Part of an ongoing conversation. A reader named Gian asks:
I meant to ask whether the motion of animals is completely describable by quantitative methods.
Dawkins said that animals are gene machines and I think Descartes had a not too dissimilar view.
I do think that the question of animals need to be clarified first before tacking the more difficult problem of man.
Mike Flynn, who is unforgivably and perhaps irrevocably Irish, and therefore not to be trusted nor underestimated, quips:
Surely, you would not put Descartes before the horse!

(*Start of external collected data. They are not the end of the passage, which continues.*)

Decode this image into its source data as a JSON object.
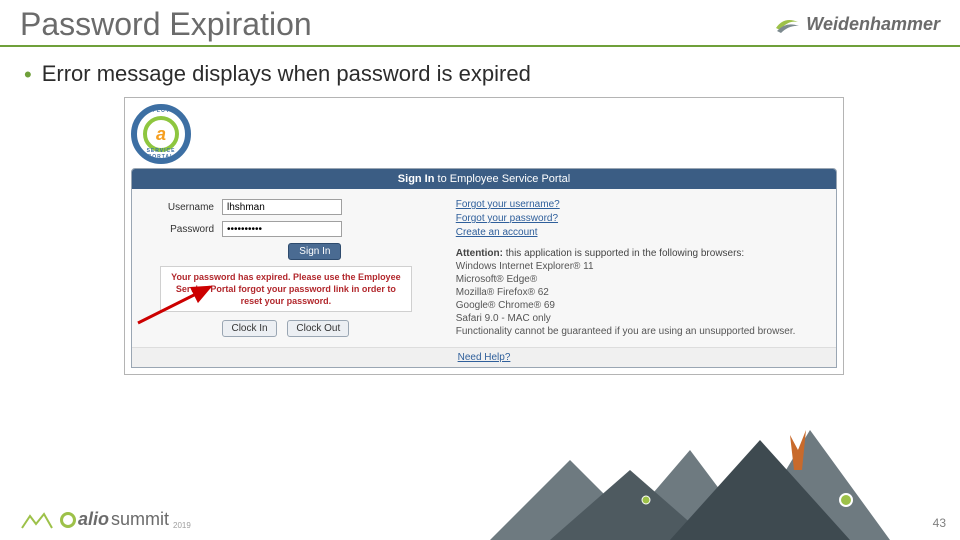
{
  "header": {
    "title": "Password Expiration",
    "brand": "Weidenhammer"
  },
  "bullet": {
    "text": "Error message displays when password is expired"
  },
  "screenshot": {
    "logo_top": "EMPLOYEE",
    "logo_bottom": "SERVICE PORTAL",
    "logo_letter": "a",
    "panel_title_bold": "Sign In",
    "panel_title_rest": " to Employee Service Portal",
    "form": {
      "username_label": "Username",
      "username_value": "lhshman",
      "password_label": "Password",
      "password_value": "••••••••••",
      "signin": "Sign In",
      "clock_in": "Clock In",
      "clock_out": "Clock Out"
    },
    "error": "Your password has expired. Please use the Employee Service Portal forgot your password link in order to reset your password.",
    "links": {
      "forgot_user": "Forgot your username?",
      "forgot_pass": "Forgot your password?",
      "create": "Create an account"
    },
    "attention": {
      "label": "Attention:",
      "text": " this application is supported in the following browsers:",
      "browsers": [
        "Windows Internet Explorer® 11",
        "Microsoft® Edge®",
        "Mozilla® Firefox® 62",
        "Google® Chrome® 69",
        "Safari 9.0 - MAC only"
      ],
      "footer": "Functionality cannot be guaranteed if you are using an unsupported browser."
    },
    "need_help": "Need Help?"
  },
  "footer": {
    "alio": "alio",
    "summit": "summit",
    "year": "2019",
    "page": "43"
  }
}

My answer is longer and less adroit:
I am not sure I understand the question.
Are you asking whether, if I throw a stick to a dog, whether or not a physicist, using the mental tools and deliberately limited abstractions of physics, INCLUDING the abstraction of deliberately ignoring questions of the intent and purpose of the motion, could predict the motion of the dog, without knowing whether or not the dog had been trained to fetch the stick, or saw the stick, or was in the mood to play, or was ill or blind?
I am a little taken aback that you ask the question. You seem to be asking whether a physicist who deliberately ignores the vital information needed to predict what the dog will do can predict what the dog will do? (The information the rules of physics requires the physicist to ignore include, namely, information concerning the dog’s intention, mood, perception, attitude, spirit.)